The term "oligarch" was first publicly used by former Kremlin insider Boris Berezovsky, when he boasted that half of Russia's riches were controlled by a handful of businessmen. These empire-builders were at first mainly bankers who financed Yeltsin's re-election in 1996 and then continued to bail out the cash-strapped federal government until the August 1998 financial crisis that sent the ruble tumbling.

The price the Kremlin paid for such funding was to transfer to the oligarchs control over many the country's resources -- oil and precious metals, including nickel -- through fake privatization tenders. Controlling the state's resources, the big businessmen inevitably sought to make government policy subservient to their own interests.

Under Putin, the Kremlin first signaled it was ready to destroy the basis of Russia's economy by overturning the Yeltsin-era wealth distribution. But more recently officials have sought to be reassuring. Yesterday, Economic Policy Minister German Gref told a news conference that Putin had dealt with the oligarchs' worse fear, that the deals would be reversed.

"I think the president spoke Russian when he said that there would not be any reversal of privatization. It is the biggest bomb that would blow us all up."

But, Gref added, with the government having taken a first step by cutting taxes, the businessmen are now expected to make the next compromise.

Economist Mikhail Delyagin, head of the Institute on Globalization Issues, says the Kremlin's demands are actually quite pragmatic:

"On the one hand the Kremlin will demand tax money, and on the other hand unconditional agreement to all of the state's actions."

Still, as electricity-monopoly chief Anatoli Chubais admits, the oligarchs' concern over the Kremlin's actions against them later became a "panic." Yukos oil company boss Mikhail Khodorkovsky told a Swiss paper that he felt he might be arrested any time. Chubais said the one thing that might calm down all the tycoons would be to know "what to expect."

Norilsk Nickel boss Vladimir Potanin told Britain's Financial Times this week that the Kremlin "should tell us what to do next. Many oligarchs," he said, "are tired of the lack of well-defined rules and are waiting for the Kremlin to define the guidelines."

The Kremlin had earlier made clear that it would not draw up a charter with big business, as oligarch Boris Nemtsov -- who brokered the meeting -- had initially proposed. Nemtsov, head of the Union of Right Forces Duma faction, suggested that the Kremlin promise a moratorium on criminal investigations against the oligarchs and fight corruption, while businessmen promised to obey the law.

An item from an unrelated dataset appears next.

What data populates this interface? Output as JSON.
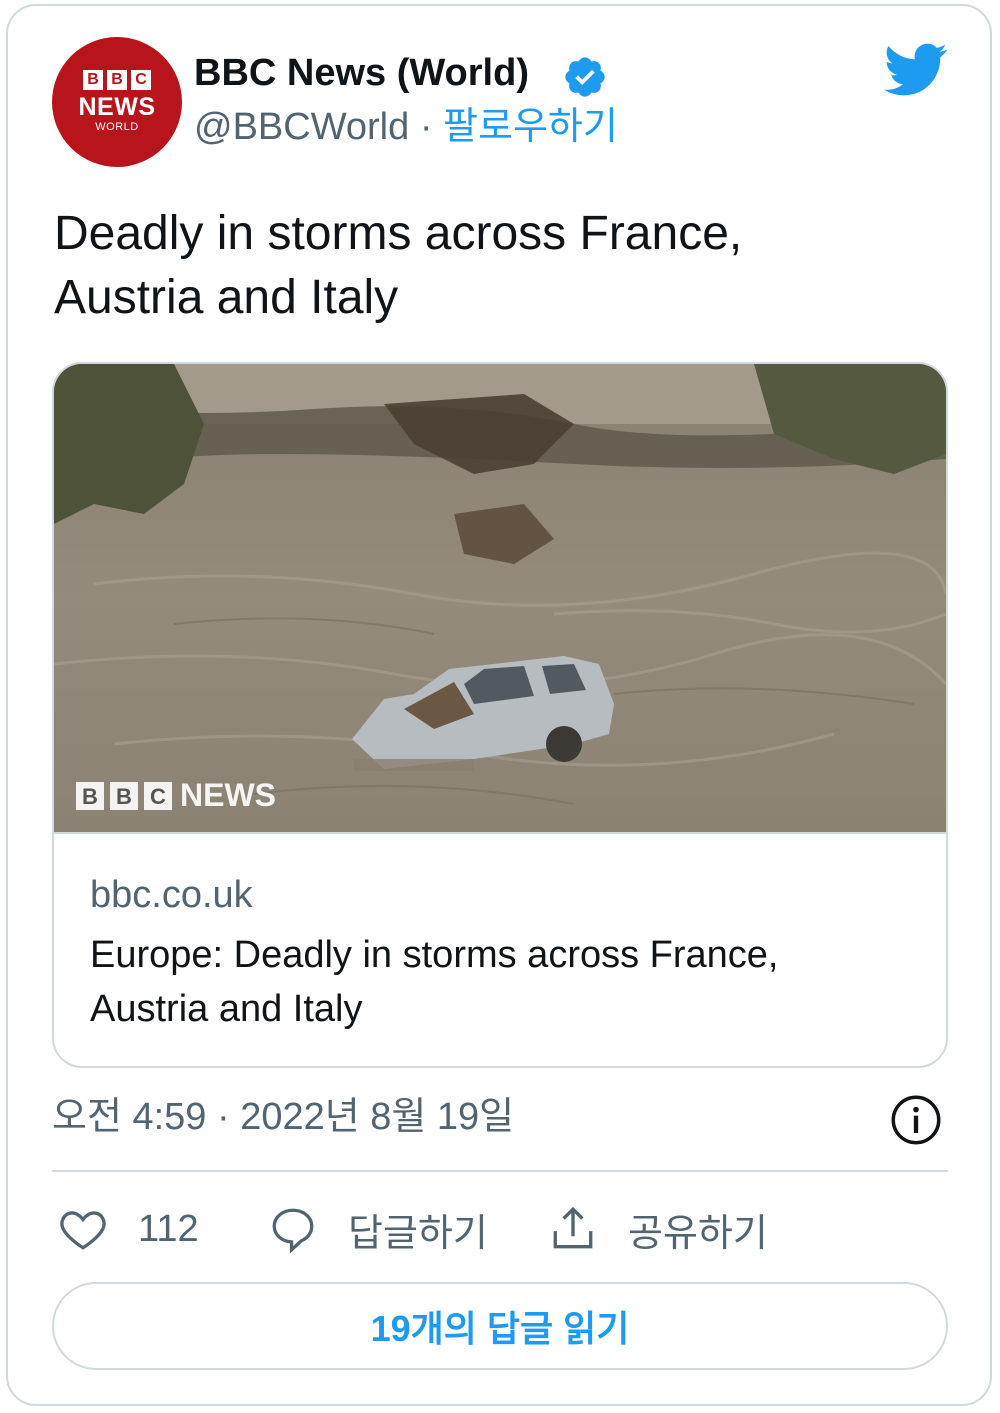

According to some observers, many of the businessmen considered key economic and policy players are not attending the meeting. Berezovsky, who is thought to have fallen out with the Kremlin, was not invited. Another so-called "dissident," media baron Vladimir Gusinsky, was not invited, either. In any case, Gusinsky yesterday hurriedly left for Spain after criminal charges of embezzlement against him were lifted.

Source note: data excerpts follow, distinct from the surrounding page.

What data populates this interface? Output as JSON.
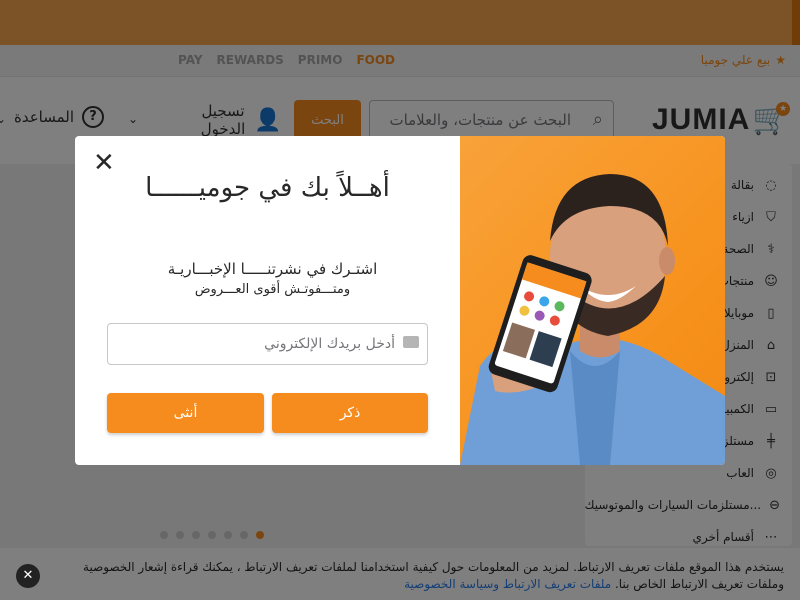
{
  "topbar": {
    "sell_label": "بيع علي جوميا",
    "brands": [
      "PAY",
      "REWARDS",
      "PRIMO",
      "FOOD"
    ]
  },
  "header": {
    "logo": "JUMIA",
    "search_placeholder": "البحث عن منتجات، والعلامات",
    "search_button": "البحث",
    "account_label": "تسجيل الدخول",
    "help_label": "المساعدة"
  },
  "sidebar": {
    "items": [
      {
        "label": "بقالة",
        "icon": "apple-icon"
      },
      {
        "label": "ازياء",
        "icon": "shirt-icon"
      },
      {
        "label": "الصحة",
        "icon": "health-icon"
      },
      {
        "label": "منتجات",
        "icon": "baby-icon"
      },
      {
        "label": "موبايلات",
        "icon": "phone-icon"
      },
      {
        "label": "المنزل",
        "icon": "home-icon"
      },
      {
        "label": "إلكترون",
        "icon": "radio-icon"
      },
      {
        "label": "الكمبيو",
        "icon": "monitor-icon"
      },
      {
        "label": "مستلزم",
        "icon": "dumbbell-icon"
      },
      {
        "label": "العاب",
        "icon": "gamepad-icon"
      },
      {
        "label": "مستلزمات السيارات والموتوسيك...",
        "icon": "car-icon"
      },
      {
        "label": "أقسام أخري",
        "icon": "more-icon"
      }
    ]
  },
  "carousel": {
    "active_index": 0,
    "count": 7
  },
  "modal": {
    "title": "أهــلاً بك في جوميــــــا",
    "subtitle1": "اشتـرك في نشرتنـــــا الإخبـــاريـة",
    "subtitle2": "ومتـــفوتـش أقوى العـــروض",
    "email_placeholder": "أدخل بريدك الإلكتروني",
    "male_button": "ذكر",
    "female_button": "أنثى"
  },
  "cookie": {
    "text": "يستخدم هذا الموقع ملفات تعريف الارتباط. لمزيد من المعلومات حول كيفية استخدامنا لملفات تعريف الارتباط ، يمكنك قراءة إشعار الخصوصية وملفات تعريف الارتباط الخاص بنا. ",
    "link": "ملفات تعريف الارتباط وسياسة الخصوصية"
  },
  "colors": {
    "accent": "#f68b1e",
    "overlay": "rgba(0,0,0,0.5)"
  }
}
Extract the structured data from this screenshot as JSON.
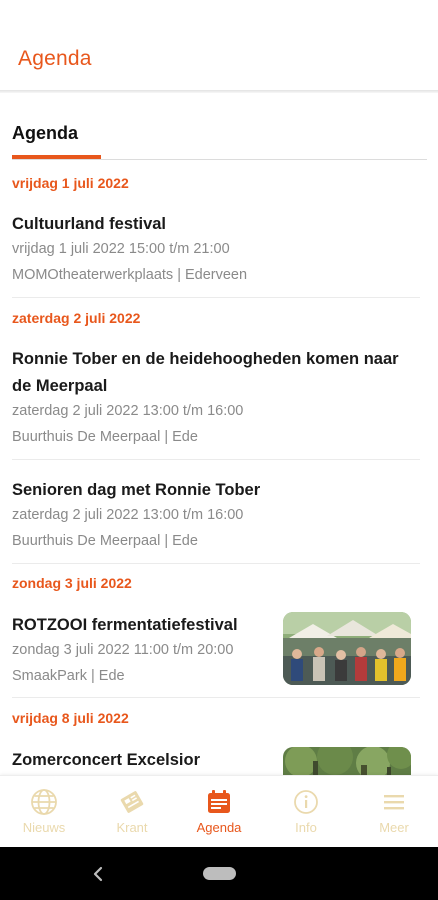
{
  "appbar": {
    "title": "Agenda"
  },
  "tab": {
    "label": "Agenda"
  },
  "days": [
    {
      "date": "vrijdag 1 juli 2022",
      "events": [
        {
          "title": "Cultuurland festival",
          "time": "vrijdag 1 juli 2022 15:00 t/m 21:00",
          "location": "MOMOtheaterwerkplaats | Ederveen"
        }
      ]
    },
    {
      "date": "zaterdag 2 juli 2022",
      "events": [
        {
          "title_line1": "Ronnie Tober en de heidehoogheden komen naar",
          "title_line2": "de Meerpaal",
          "time": "zaterdag 2 juli 2022 13:00 t/m 16:00",
          "location": "Buurthuis De Meerpaal | Ede"
        },
        {
          "title": "Senioren dag met Ronnie Tober",
          "time": "zaterdag 2 juli 2022 13:00 t/m 16:00",
          "location": "Buurthuis De Meerpaal | Ede"
        }
      ]
    },
    {
      "date": "zondag 3 juli 2022",
      "events": [
        {
          "title": "ROTZOOI fermentatiefestival",
          "time": "zondag 3 juli 2022 11:00 t/m 20:00",
          "location": "SmaakPark | Ede"
        }
      ]
    },
    {
      "date": "vrijdag 8 juli 2022",
      "events": [
        {
          "title": "Zomerconcert Excelsior"
        }
      ]
    }
  ],
  "bottom_nav": [
    {
      "label": "Nieuws",
      "icon": "globe-icon",
      "active": false
    },
    {
      "label": "Krant",
      "icon": "newspaper-icon",
      "active": false
    },
    {
      "label": "Agenda",
      "icon": "calendar-icon",
      "active": true
    },
    {
      "label": "Info",
      "icon": "info-icon",
      "active": false
    },
    {
      "label": "Meer",
      "icon": "menu-icon",
      "active": false
    }
  ],
  "colors": {
    "accent": "#e8571c",
    "nav_inactive": "#ead9ad",
    "muted_text": "#8a8a8a"
  }
}
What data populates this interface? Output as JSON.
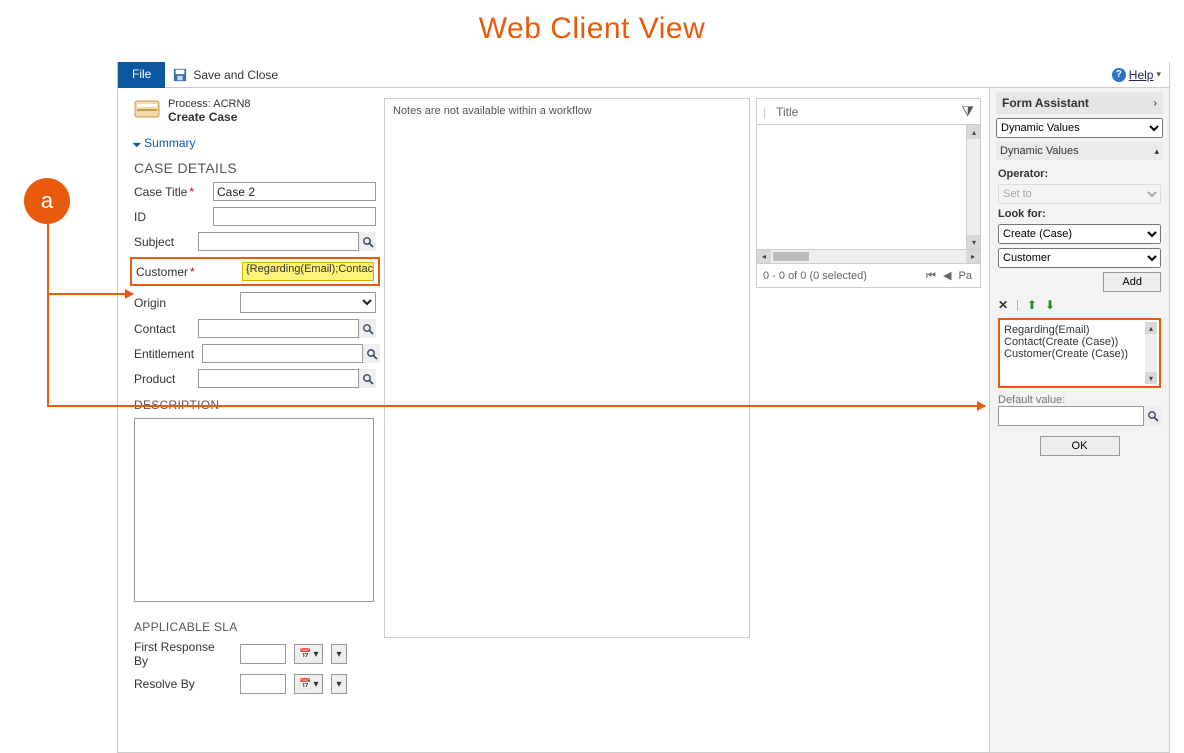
{
  "doc_title": "Web Client View",
  "annotation_badge": "a",
  "toolbar": {
    "file_label": "File",
    "save_close_label": "Save and Close",
    "help_label": "Help"
  },
  "process": {
    "label": "Process: ACRN8",
    "name": "Create Case"
  },
  "summary_link": "Summary",
  "case_details": {
    "heading": "CASE DETAILS",
    "fields": {
      "case_title_label": "Case Title",
      "case_title_value": "Case 2",
      "id_label": "ID",
      "id_value": "",
      "subject_label": "Subject",
      "subject_value": "",
      "customer_label": "Customer",
      "customer_value": "{Regarding(Email);Contact(Cr",
      "origin_label": "Origin",
      "contact_label": "Contact",
      "entitlement_label": "Entitlement",
      "product_label": "Product"
    }
  },
  "description_heading": "DESCRIPTION",
  "sla": {
    "heading": "APPLICABLE SLA",
    "first_label": "First Response By",
    "resolve_label": "Resolve By"
  },
  "notes_placeholder": "Notes are not available within a workflow",
  "subgrid": {
    "title_col": "Title",
    "pager_status": "0 - 0 of 0 (0 selected)",
    "pager_page": "Pa"
  },
  "form_assistant": {
    "heading": "Form Assistant",
    "mode": "Dynamic Values",
    "sub_heading": "Dynamic Values",
    "operator_label": "Operator:",
    "operator_value": "Set to",
    "lookfor_label": "Look for:",
    "lookfor_entity": "Create (Case)",
    "lookfor_attr": "Customer",
    "add_label": "Add",
    "list_items": [
      "Regarding(Email)",
      "Contact(Create (Case))",
      "Customer(Create (Case))"
    ],
    "default_label": "Default value:",
    "ok_label": "OK"
  }
}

Chubais was also not due to attend the meeting. A political and economic figure since Russia began its transition to a market economy in 1991, Chubais today is meeting with another head of state, the president of Finland. Finally, oil magnate Roman Abramovich -- reputed to be the last of what are called the "real" oligarchs, with daily influence in the Kremlin -- allegedly declined an invitation to the meeting. Abramovich's business interests were to be represented by lesser oligarchs.

Those who are attending the meeting are a mixed group, representing mainly the banking sector and natural resources such as oil, gas, and metals. Among the most influential attendees are Gazprom head Rem Vyakhirev, Lukoil boss Vagit Alekperov, and Interros chief Potanin. In addition, many less influential oligarchs -- such as the head of the Saint Petersburg brewery Baltika -- are also due to attend.

Economic analyst Delyagin says such relatively modest businessmen are not really oligarchs. "An oligarch," he says, "is a person with big influence over state affairs, with the major criterion being an ability to force the state to take new actions or new policies. But," he adds, "an ordinary businessman who controls only a few officials is not capable of this."